Il plia le genou devant elle et lui dit adieu, sans que, saisie de douleur et d’étonnement, elle eût pu répondre autrement que par des sanglots.

Lucien avait repris à grands pas le chemin des Grolles. Ses propres blessures, la douleur qu’il laissait derrière lui et celle qu’il allait porter à sa sœur le déchiraient à la fois. Il était cependant satisfait de la conduite qu’il avait tenue ; mais le tumulte de ses pensées le jetait dans une grande exaltation.

À mesure qu’il se rapprochait de la maison, il pensait surtout à Cécile et à Louis, qu’il trouvait bien coupable et bien ingrat, et il se disait amèrement que les hommes en ce monde semblent ne vouloir à aucun prix du bonheur et ne poursuivent que leurs propres rêveries.

« Après tout, se dit-il, peut-être Louis n’a-t-il ainsi répondu à M. Darbault que pour ne pas s’expliquer avec lui ? Peut-être, en ce moment, parle-t-il à Cécile ? »

Il regrettait d’arriver, soit de peur de les interrompre, soit de peur d’avoir à expliquer à sa sœur l’absence de Louis. Son pas en était devenu de plus en plus lent, quand, passant au-dessous de la lucarne d’une grange attenante à la ferme, et qui bordait le chemin, il entendit une voix plaintive entrecoupée de sanglots.

Dans la disposition d’esprit où était Lucien, cela le frappa davantage, et il s’arrêta pour écouter.

« Il y a longtemps que j’ai senti que tu ne m’aimais plus, disait la voix ; mais je ne croyais pas encore, non, je n’aurais jamais cru que tu me le dirais à moi-même.

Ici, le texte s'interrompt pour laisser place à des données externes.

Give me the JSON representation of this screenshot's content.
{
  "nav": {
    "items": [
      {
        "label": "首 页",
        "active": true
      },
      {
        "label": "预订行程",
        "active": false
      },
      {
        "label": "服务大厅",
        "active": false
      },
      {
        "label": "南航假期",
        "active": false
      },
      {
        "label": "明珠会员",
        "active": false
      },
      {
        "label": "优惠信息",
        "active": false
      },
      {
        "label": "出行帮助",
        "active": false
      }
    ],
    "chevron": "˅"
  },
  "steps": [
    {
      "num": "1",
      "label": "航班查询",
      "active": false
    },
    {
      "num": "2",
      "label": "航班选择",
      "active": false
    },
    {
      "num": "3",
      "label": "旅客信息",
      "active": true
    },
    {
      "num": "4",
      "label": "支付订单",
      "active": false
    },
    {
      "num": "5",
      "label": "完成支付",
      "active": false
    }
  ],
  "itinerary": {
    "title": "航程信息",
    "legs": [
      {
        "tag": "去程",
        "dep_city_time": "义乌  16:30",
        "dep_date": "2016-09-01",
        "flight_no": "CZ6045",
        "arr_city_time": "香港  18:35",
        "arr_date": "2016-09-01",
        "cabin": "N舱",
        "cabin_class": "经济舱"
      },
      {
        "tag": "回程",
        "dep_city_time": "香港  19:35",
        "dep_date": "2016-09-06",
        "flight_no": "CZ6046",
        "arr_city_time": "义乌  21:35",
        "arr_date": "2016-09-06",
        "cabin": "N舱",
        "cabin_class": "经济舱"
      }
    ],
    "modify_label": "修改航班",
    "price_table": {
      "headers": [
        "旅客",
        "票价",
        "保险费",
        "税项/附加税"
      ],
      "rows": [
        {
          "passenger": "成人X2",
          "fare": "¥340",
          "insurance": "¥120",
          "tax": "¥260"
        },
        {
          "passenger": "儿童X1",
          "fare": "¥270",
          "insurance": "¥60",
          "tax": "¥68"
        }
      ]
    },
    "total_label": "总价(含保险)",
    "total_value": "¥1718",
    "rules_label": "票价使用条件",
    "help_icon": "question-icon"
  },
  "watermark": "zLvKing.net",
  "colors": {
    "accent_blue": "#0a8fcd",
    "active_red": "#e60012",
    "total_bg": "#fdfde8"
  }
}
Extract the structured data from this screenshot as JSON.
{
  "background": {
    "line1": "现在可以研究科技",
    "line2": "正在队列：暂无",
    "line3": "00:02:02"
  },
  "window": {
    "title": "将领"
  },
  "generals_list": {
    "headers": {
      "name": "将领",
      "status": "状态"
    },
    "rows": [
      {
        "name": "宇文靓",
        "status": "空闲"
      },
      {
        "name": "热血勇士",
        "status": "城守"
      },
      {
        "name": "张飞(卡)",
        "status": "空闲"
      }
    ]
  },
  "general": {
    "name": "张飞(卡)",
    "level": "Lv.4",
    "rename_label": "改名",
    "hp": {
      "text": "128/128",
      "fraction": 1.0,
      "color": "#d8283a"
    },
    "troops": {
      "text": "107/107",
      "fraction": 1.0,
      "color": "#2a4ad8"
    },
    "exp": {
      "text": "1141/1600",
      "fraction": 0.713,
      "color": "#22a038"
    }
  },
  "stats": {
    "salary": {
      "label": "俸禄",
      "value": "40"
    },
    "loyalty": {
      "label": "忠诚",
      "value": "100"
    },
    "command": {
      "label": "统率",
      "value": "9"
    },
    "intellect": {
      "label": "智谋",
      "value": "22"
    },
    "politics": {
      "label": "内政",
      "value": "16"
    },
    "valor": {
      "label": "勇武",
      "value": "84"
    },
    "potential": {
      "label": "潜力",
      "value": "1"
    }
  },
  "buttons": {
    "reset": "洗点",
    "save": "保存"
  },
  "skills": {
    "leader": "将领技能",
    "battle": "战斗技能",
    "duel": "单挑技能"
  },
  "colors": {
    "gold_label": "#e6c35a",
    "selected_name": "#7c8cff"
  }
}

— Et moi je croyais, Mariette (c’était la voix de Patrice), qu’il n’était pas besoin de te dire ça. Quand je t’ai demandé de nous marier, est-ce que je savais, moi, ce que j’étais ? Un simple potier, ça te convenait, ma fille, ça allait tout seul ; mais un homme de génie, minute ! Sais-tu seulement ce que c’est, pauvre ignorante, qu’un homme de génie ? Moi je l’ai lu dans un livre de grands peintres que m’a prêté M. le curé. Ah ! je ne puis pas te dire comme ça m’a remué ! J’avais bien toujours eu là quelque chose, quelque chose qui me disait, dame ! que je n’étais pas un autre ; mais… ah ! le génie, ma fille, une flamme, un démon, une chose qui… enfin… on est fier ! on est grand ! on méprise les autres. La gloire ! ah ! la gloire !… c’est-à-dire des trésors, des honneurs et tout le monde à vos pieds !… Hein ! est-ce que tu te serais figuré ça, toi, que Patrice, ton pauvre Patrice, était un homme de génie ? Eh bien ! c’est vrai pourtant ; me voilà, c’est moi ! Lucien, lui, n’est qu’un peintre assez médiocre ; mais il aura la gloire de m’avoir trouvé. Et tu voudrais épouser un homme de génie, toi ! ma pauvre petite Mariette ? une paysanne ! Ça serait drôle, hein ! Quand nous irions ensemble, si je te permettais de me donner le bras, on dirait : Quoi ! c’est là sa femme, la femme de ce grand homme ! Et ça ne nous ferait pas honneur, vois-tu Mariette, ni à toi ni à moi. En pareil cas, la femme doit connaître son devoir et se sacrifier. Allons ! du courage, et surtout ne va pas pleurnicher devant personne, je te le défends ; car il est tout à fait inutile qu’on sache… Voyons, sois gentille ; je suis généreux, moi : quand je serai riche, je t’enverrai une dot ; tu n’y perdras rien avec moi.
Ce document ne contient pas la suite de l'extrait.